SLR - May 2017 - Kyung I. Seo
Reference: Teresa Alonso-Rasgado, David Jimenez-Cruz, Michael Karski. 3-D Computer Modeling of Malunited Posterior Malleolar Fracture: Effect of Fragment Size and Offset on Ankle Stability, Contact Pressure and Pattern Journal of Foot and Ankle Research. 2017 Mar 11;10:13.
Reviewed By: Kyung I. Seo, DPM
Residency Program: Temple University Hospital, Philadelphia, PA
Podiatric Relevance: Current consensus is to reduce posterior malleolar fractures that involve more than 20 to 25 percent of tibial plafond. Nonreduced posterior malleolar fractures would cause posttraumatic osteoarthritis (OA) as a result of a reduction in the joint contact area and an increase in contact pressure at the ankle joint. Recently, several studies demonstrate that there are no significant changes in contact area and pressure following posterior malleolar fractures. This study reviews a total of 16 malunited posterior malleolar fracture scenarios using 3-D finite element analysis.
Methods: A 3-D finite element model was developed to investigate the effect of fragment size and offset of malunited posterior malleolus on the tibiotalar joint contact area, pressure/stress, motion of joint and ligament forces.
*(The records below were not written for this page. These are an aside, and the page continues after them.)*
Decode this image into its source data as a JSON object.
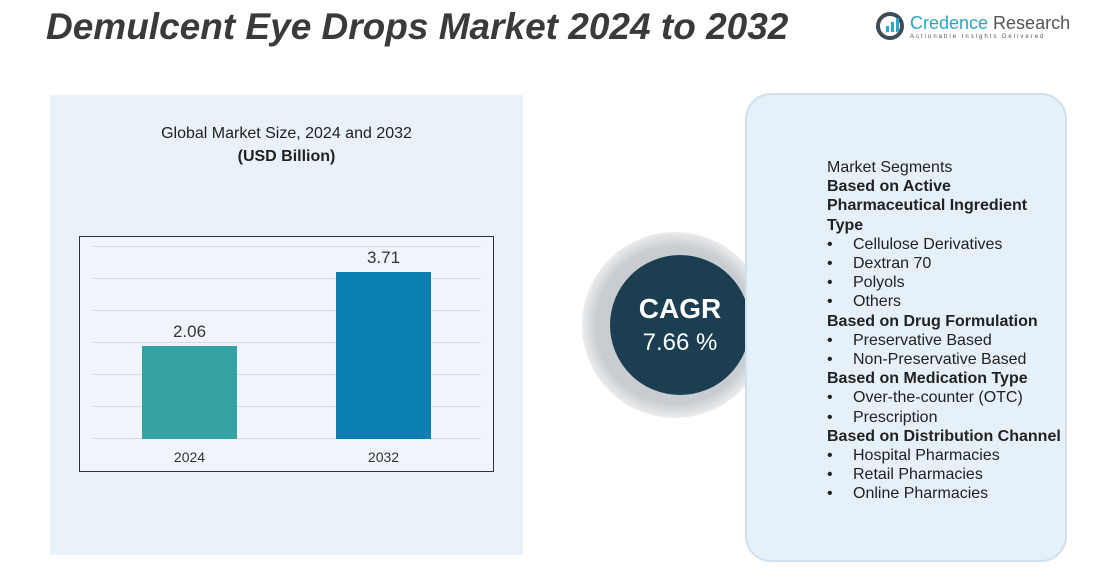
{
  "title": "Demulcent Eye Drops Market 2024 to 2032",
  "logo": {
    "name_a": "Credence",
    "name_b": " Research",
    "tagline": "Actionable Insights Delivered"
  },
  "chart_data": {
    "type": "bar",
    "title": "Global Market Size, 2024 and 2032",
    "subtitle": "(USD Billion)",
    "categories": [
      "2024",
      "2032"
    ],
    "values": [
      2.06,
      3.71
    ],
    "colors": [
      "#35a3a3",
      "#0a80b2"
    ],
    "ylim": [
      0,
      4
    ],
    "grid": true
  },
  "cagr": {
    "label": "CAGR",
    "value": "7.66 %"
  },
  "segments": {
    "heading": "Market Segments",
    "groups": [
      {
        "title": "Based on Active Pharmaceutical Ingredient Type",
        "items": [
          "Cellulose  Derivatives",
          "Dextran 70",
          "Polyols",
          "Others"
        ]
      },
      {
        "title": "Based on Drug Formulation",
        "items": [
          "Preservative Based",
          "Non-Preservative Based"
        ]
      },
      {
        "title": "Based on Medication Type",
        "items": [
          "Over-the-counter (OTC)",
          "Prescription"
        ]
      },
      {
        "title": "Based on Distribution Channel",
        "items": [
          "Hospital Pharmacies",
          "Retail Pharmacies",
          "Online Pharmacies"
        ]
      }
    ]
  }
}
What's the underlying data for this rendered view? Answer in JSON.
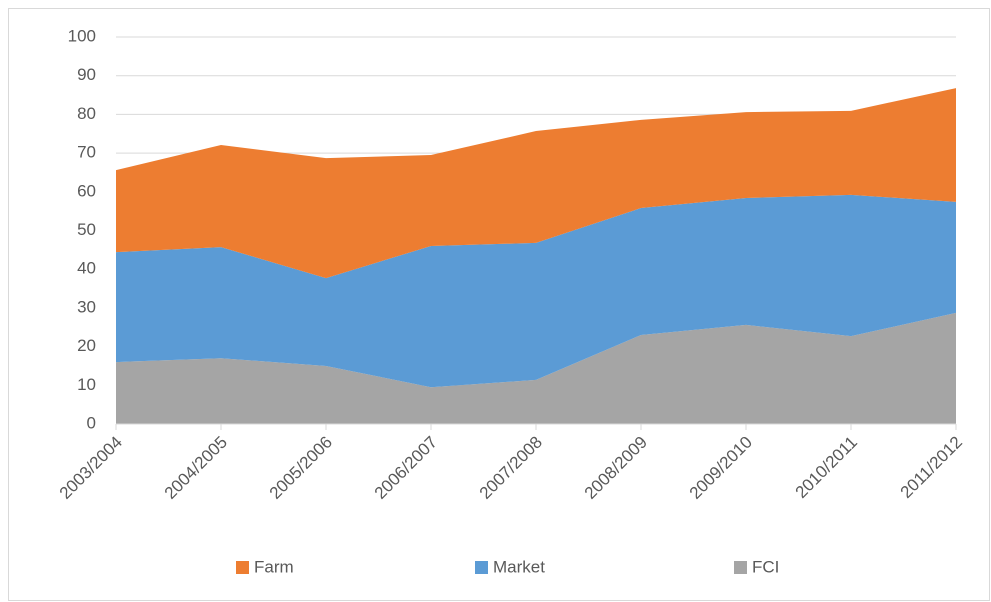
{
  "chart_data": {
    "type": "stacked_area",
    "categories": [
      "2003/2004",
      "2004/2005",
      "2005/2006",
      "2006/2007",
      "2007/2008",
      "2008/2009",
      "2009/2010",
      "2010/2011",
      "2011/2012"
    ],
    "series": [
      {
        "name": "Farm",
        "color": "#ED7D31",
        "values": [
          21.2,
          26.4,
          31,
          23.5,
          28.9,
          22.8,
          22.2,
          21.7,
          29.4
        ]
      },
      {
        "name": "Market",
        "color": "#5B9BD5",
        "values": [
          28.4,
          28.7,
          22.7,
          36.5,
          35.4,
          32.8,
          32.8,
          36.5,
          28.7
        ]
      },
      {
        "name": "FCI",
        "color": "#A5A5A5",
        "values": [
          16,
          17,
          15,
          9.5,
          11.4,
          23,
          25.6,
          22.7,
          28.7
        ]
      }
    ],
    "ylim": [
      0,
      100
    ],
    "yticks": [
      0,
      10,
      20,
      30,
      40,
      50,
      60,
      70,
      80,
      90,
      100
    ],
    "grid": true,
    "legend": "bottom"
  }
}
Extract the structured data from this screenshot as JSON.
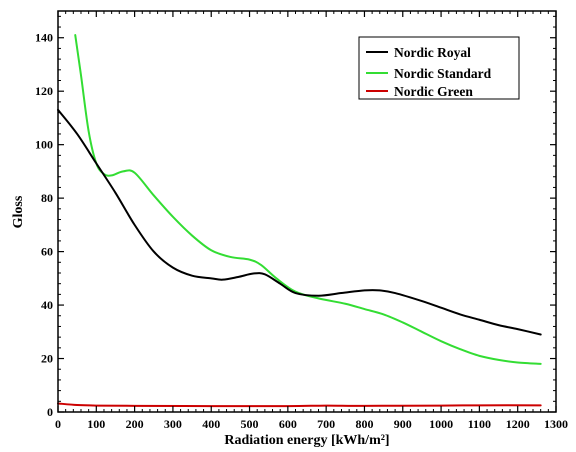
{
  "chart_data": {
    "type": "line",
    "title": "",
    "xlabel": "Radiation energy [kWh/m²]",
    "ylabel": "Gloss",
    "xlim": [
      0,
      1300
    ],
    "ylim": [
      0,
      150
    ],
    "x_major_ticks": [
      0,
      100,
      200,
      300,
      400,
      500,
      600,
      700,
      800,
      900,
      1000,
      1100,
      1200,
      1300
    ],
    "y_major_ticks": [
      0,
      20,
      40,
      60,
      80,
      100,
      120,
      140
    ],
    "x_minor_step": 20,
    "y_minor_step": 4,
    "grid": false,
    "legend_position": "top-right",
    "series": [
      {
        "name": "Nordic Royal",
        "color": "#000000",
        "points": [
          [
            0,
            113
          ],
          [
            50,
            104
          ],
          [
            100,
            93
          ],
          [
            150,
            82
          ],
          [
            200,
            70
          ],
          [
            250,
            60
          ],
          [
            300,
            54
          ],
          [
            350,
            51
          ],
          [
            400,
            50
          ],
          [
            430,
            49.5
          ],
          [
            470,
            50.5
          ],
          [
            510,
            51.8
          ],
          [
            540,
            51.5
          ],
          [
            580,
            48
          ],
          [
            620,
            44.5
          ],
          [
            680,
            43.5
          ],
          [
            740,
            44.5
          ],
          [
            800,
            45.5
          ],
          [
            840,
            45.5
          ],
          [
            880,
            44.5
          ],
          [
            950,
            41.5
          ],
          [
            1000,
            39
          ],
          [
            1050,
            36.5
          ],
          [
            1100,
            34.5
          ],
          [
            1150,
            32.5
          ],
          [
            1200,
            31
          ],
          [
            1260,
            29
          ]
        ]
      },
      {
        "name": "Nordic Standard",
        "color": "#33dd33",
        "points": [
          [
            45,
            141
          ],
          [
            60,
            126
          ],
          [
            80,
            105
          ],
          [
            100,
            93
          ],
          [
            120,
            89
          ],
          [
            140,
            88.5
          ],
          [
            170,
            90
          ],
          [
            200,
            89.5
          ],
          [
            250,
            81
          ],
          [
            300,
            73
          ],
          [
            350,
            66
          ],
          [
            400,
            60.5
          ],
          [
            450,
            58
          ],
          [
            500,
            57
          ],
          [
            530,
            55
          ],
          [
            570,
            50
          ],
          [
            620,
            45
          ],
          [
            680,
            42.5
          ],
          [
            750,
            40.5
          ],
          [
            800,
            38.5
          ],
          [
            850,
            36.5
          ],
          [
            900,
            33.5
          ],
          [
            950,
            30
          ],
          [
            1000,
            26.5
          ],
          [
            1050,
            23.5
          ],
          [
            1100,
            21
          ],
          [
            1150,
            19.5
          ],
          [
            1200,
            18.5
          ],
          [
            1260,
            18
          ]
        ]
      },
      {
        "name": "Nordic Green",
        "color": "#cc0000",
        "points": [
          [
            0,
            3.2
          ],
          [
            50,
            2.6
          ],
          [
            100,
            2.4
          ],
          [
            200,
            2.3
          ],
          [
            400,
            2.2
          ],
          [
            600,
            2.2
          ],
          [
            700,
            2.4
          ],
          [
            800,
            2.3
          ],
          [
            1000,
            2.4
          ],
          [
            1100,
            2.5
          ],
          [
            1260,
            2.5
          ]
        ]
      }
    ]
  }
}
Three positions of the joint, including neutral, 20-degree dorsiflexion and 30-degree plantarflexion of the ankle, were evaluated. A total of 16 malunited posterior malleolus fracture scenarios with different SL (section length) and SO (section offsets) were performed.
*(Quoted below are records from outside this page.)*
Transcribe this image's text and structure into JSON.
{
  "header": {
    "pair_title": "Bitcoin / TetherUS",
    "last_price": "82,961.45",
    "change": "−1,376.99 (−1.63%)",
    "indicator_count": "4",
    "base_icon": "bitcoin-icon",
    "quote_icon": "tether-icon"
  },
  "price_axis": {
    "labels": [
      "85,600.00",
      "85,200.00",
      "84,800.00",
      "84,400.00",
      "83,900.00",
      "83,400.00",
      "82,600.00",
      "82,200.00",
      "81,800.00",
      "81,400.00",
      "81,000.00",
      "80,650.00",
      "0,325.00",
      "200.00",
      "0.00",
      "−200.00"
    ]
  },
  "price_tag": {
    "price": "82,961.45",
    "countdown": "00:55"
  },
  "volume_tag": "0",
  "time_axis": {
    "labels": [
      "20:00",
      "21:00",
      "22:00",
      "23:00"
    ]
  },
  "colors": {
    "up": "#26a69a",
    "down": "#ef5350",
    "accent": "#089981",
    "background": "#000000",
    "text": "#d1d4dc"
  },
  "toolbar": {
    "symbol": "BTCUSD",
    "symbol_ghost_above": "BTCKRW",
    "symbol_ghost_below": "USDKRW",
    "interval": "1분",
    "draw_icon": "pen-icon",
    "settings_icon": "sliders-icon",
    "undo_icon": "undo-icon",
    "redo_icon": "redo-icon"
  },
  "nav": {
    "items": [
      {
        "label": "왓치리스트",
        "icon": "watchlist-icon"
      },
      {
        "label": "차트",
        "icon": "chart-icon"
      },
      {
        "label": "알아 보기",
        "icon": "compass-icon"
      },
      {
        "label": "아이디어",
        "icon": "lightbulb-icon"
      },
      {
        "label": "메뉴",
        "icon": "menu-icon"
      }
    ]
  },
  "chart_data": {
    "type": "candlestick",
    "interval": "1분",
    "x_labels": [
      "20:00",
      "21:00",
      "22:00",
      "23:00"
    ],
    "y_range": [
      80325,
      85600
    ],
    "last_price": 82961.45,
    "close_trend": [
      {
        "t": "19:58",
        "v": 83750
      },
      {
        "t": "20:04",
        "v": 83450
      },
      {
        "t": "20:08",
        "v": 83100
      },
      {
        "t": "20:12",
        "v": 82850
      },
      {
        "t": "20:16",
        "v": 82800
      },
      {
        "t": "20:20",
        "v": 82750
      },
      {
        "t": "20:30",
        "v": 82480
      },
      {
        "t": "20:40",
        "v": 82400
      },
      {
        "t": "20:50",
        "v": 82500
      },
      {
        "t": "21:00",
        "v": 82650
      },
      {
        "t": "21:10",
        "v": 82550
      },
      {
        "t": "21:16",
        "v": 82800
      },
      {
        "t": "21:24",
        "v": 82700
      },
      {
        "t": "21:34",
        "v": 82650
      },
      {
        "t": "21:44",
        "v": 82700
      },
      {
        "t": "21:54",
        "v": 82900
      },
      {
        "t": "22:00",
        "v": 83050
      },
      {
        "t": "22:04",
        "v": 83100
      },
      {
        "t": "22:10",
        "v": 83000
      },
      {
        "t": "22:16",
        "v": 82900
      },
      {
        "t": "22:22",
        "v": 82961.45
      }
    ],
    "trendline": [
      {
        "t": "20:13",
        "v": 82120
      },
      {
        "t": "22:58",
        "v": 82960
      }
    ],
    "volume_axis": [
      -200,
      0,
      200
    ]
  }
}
Results: Contact area and peak pressure of the normal (intact) ankle joint and ones with malunion of posterior malleolar fracture were evaluated. It was evaluated with three different ankle positions, including plantarflexion, dorsiflexion and neutral position. Tibia contact area increased in both dorsiflexion and plantarflexion compared to neutral position in a normal joint. Tibia contact area is increased with SL, but SO was relatively invariant in the neutral position in the fracture scenarios. Total joint contact area reduced as fragment size increased beyond 6 mm in ankle dorsiflexion in the fracture scenarios. Similar results occurred in the fracture scenario with the ankle in plantarflexion as was the case for dorsiflexion, but total joint contact area remained constant. When ankle repositioning/alteration was inspected after having malunion at the posterior malleolus, there was no alteration in the ankle in the neutral position; however, translation of the ankle joint was observed in the dorsiflexed and plantarflexed position. It is demonstrated that there was not a notable effect on joint ligaments except only in dorsiflexion, which even resulted in force increases in both anterior talofibular and anterior tibiofibular ligament.
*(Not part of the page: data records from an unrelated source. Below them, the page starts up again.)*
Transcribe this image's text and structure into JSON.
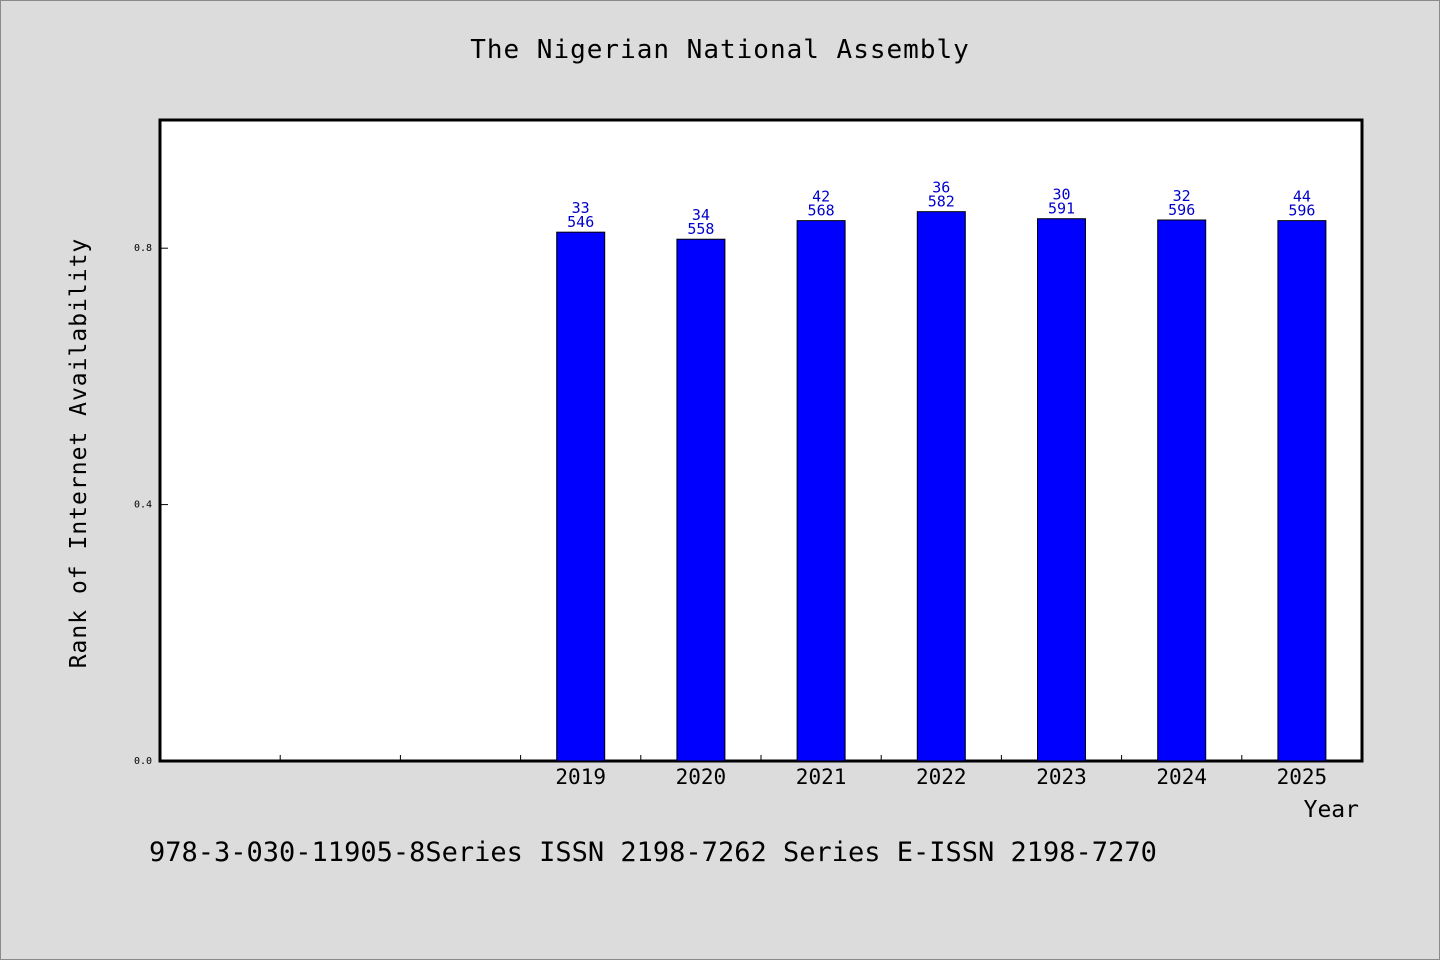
{
  "chart_data": {
    "type": "bar",
    "title": "The Nigerian National Assembly",
    "xlabel": "Year",
    "ylabel": "Rank of Internet Availability",
    "ylim": [
      0.0,
      1.0
    ],
    "y_ticks": [
      "0.0",
      "0.4",
      "0.8"
    ],
    "categories": [
      "2019",
      "2020",
      "2021",
      "2022",
      "2023",
      "2024",
      "2025"
    ],
    "values": [
      0.825,
      0.814,
      0.843,
      0.857,
      0.846,
      0.844,
      0.843
    ],
    "bar_labels": [
      [
        "33",
        "546"
      ],
      [
        "34",
        "558"
      ],
      [
        "42",
        "568"
      ],
      [
        "36",
        "582"
      ],
      [
        "30",
        "591"
      ],
      [
        "32",
        "596"
      ],
      [
        "44",
        "596"
      ]
    ],
    "grid": false,
    "colors": {
      "bar": "#0000ff",
      "label": "#0000cc"
    }
  },
  "footer": "978-3-030-11905-8Series ISSN 2198-7262 Series E-ISSN 2198-7270"
}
Conclusions: This article states that there was no decreased contact area in the tibiotalar joint and no overall elevation of peak pressure following posterior malleolar fractures, which was thought to cause posttraumatic arthritis. This article also supports the idea that posttraumatic OA occurs not from the increased peak pressure and decreased joint area, but as a result of a change in joint contact pattern.